Her publications reflect her research interests in early Qur’ānic manuscripts. Fedeli’s work on the Mingana-Lewis palimpsest has been uploaded on the Cambridge Digital Library (http://cudl.lib.cam.ac.uk/collections/minganalewis), establishing a pioneer system for encoding the text of early Qur’ānic manuscripts through TEI (Text Encoding Initiative). She is assistente accademico at the Ambrosiana Library and honorary research fellow of the Institute of Textual Scholarship and Electronic Editing (ITSEE) at the University of Birmingham, UK.
______________________________________________________________________
Mario Boffo is currently a consultant on international and business affairs, following a post as Ambassador of Italy, Ministry of Foreign Affairs of Italy, to the Kingdom of Saudi Arabia and the Republic of Yemen (2005 to 2016). Throughout his diplomat career, he has served as Minister Counsellor in Canada, counsellor for the Italian Permanent Representation to NATO in Brussels, Diplomatic Protocol at the Foreign Affairs in Italy, and First Secretary to the Italian Embassy in Spain and Zaire (Democratic Republic of Congo). It was during his time as Ambassador of Italy to the Republic of Yemen that he became involved with the project overseeing the planning and management of the findings related to the manuscript discovered at the Great Mosque in Sana’a.

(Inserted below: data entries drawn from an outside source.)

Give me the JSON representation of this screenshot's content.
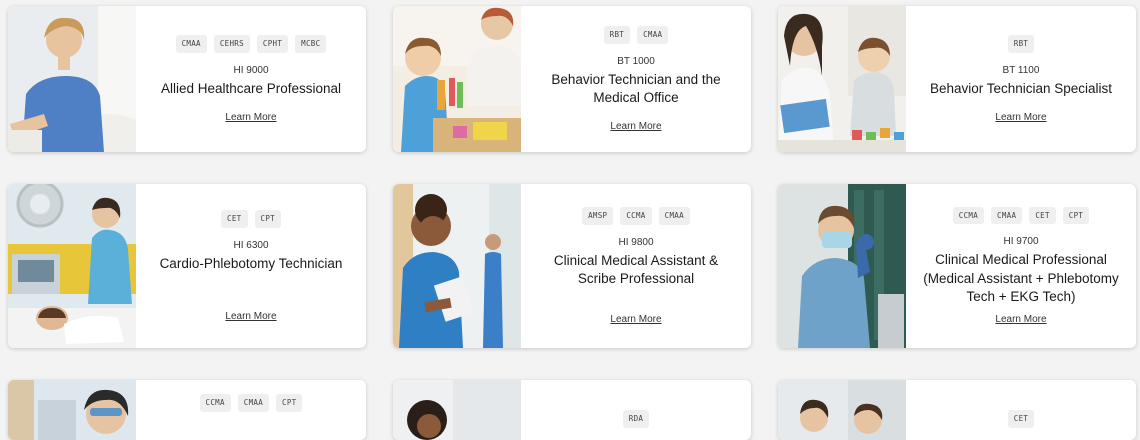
{
  "cards": [
    {
      "badges": [
        "CMAA",
        "CEHRS",
        "CPHT",
        "MCBC"
      ],
      "code": "HI 9000",
      "title": "Allied Healthcare Professional",
      "link": "Learn More"
    },
    {
      "badges": [
        "RBT",
        "CMAA"
      ],
      "code": "BT 1000",
      "title": "Behavior Technician and the Medical Office",
      "link": "Learn More"
    },
    {
      "badges": [
        "RBT"
      ],
      "code": "BT 1100",
      "title": "Behavior Technician Specialist",
      "link": "Learn More"
    },
    {
      "badges": [
        "CET",
        "CPT"
      ],
      "code": "HI 6300",
      "title": "Cardio-Phlebotomy Technician",
      "link": "Learn More"
    },
    {
      "badges": [
        "AMSP",
        "CCMA",
        "CMAA"
      ],
      "code": "HI 9800",
      "title": "Clinical Medical Assistant & Scribe Professional",
      "link": "Learn More"
    },
    {
      "badges": [
        "CCMA",
        "CMAA",
        "CET",
        "CPT"
      ],
      "code": "HI 9700",
      "title": "Clinical Medical Professional (Medical Assistant + Phlebotomy Tech + EKG Tech)",
      "link": "Learn More"
    },
    {
      "badges": [
        "CCMA",
        "CMAA",
        "CPT"
      ]
    },
    {
      "badges": [
        "RDA"
      ]
    },
    {
      "badges": [
        "CET"
      ]
    }
  ]
}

______________________________________________________________________
Barbara Bordalejo is a textual critic, editor and digital humanist. She has worked at four universities on two continents and in October 2014 she joined KU Leuven’s Literary Studies as the Digital Humanities specialist. She has edited Chaucer’s Canterbury Tales, Darwin’s Origin of Species and have collaborated in the creation of editions of Dante’s Commedia, Boccaccio’s Teseida and 15th Century Castillian Cancioneros. She worked with Aengus Ward (University of Birmingham) in an Electronic Edition and Research Environment of the Estoria de Espanna and with Peter Robinson (University of Saskatchewan) in the Textual Communities Project, a tool for transcribing, collating and publishing texts. She is currently involved on the CantApp, an edition of the Canterbury Tales for mobile devices.
______________________________________________________________________
François Déroche is currently Professor at the Collège de France in Paris, teaching History of the Qur’an. He is a specialist of Arabic manuscripts, with a special interest for the history of the written transmission of the Qur’an. He has been a member of the Bibliothèque nationale staff, then of the French Institute in Istanbul before joining the Ecole pratique des hautes études. He has published on codicology (with other contributors, Islamic codicology. An introduction to the study of manuscripts in Arabic script, 2006) and early Qur’anic manuscripts (La transmission écrite du Coran dans les débuts de l’islam. Le codex Parisino-petropolitanus, 2009; Qur’ans of the Umayyads, 2014).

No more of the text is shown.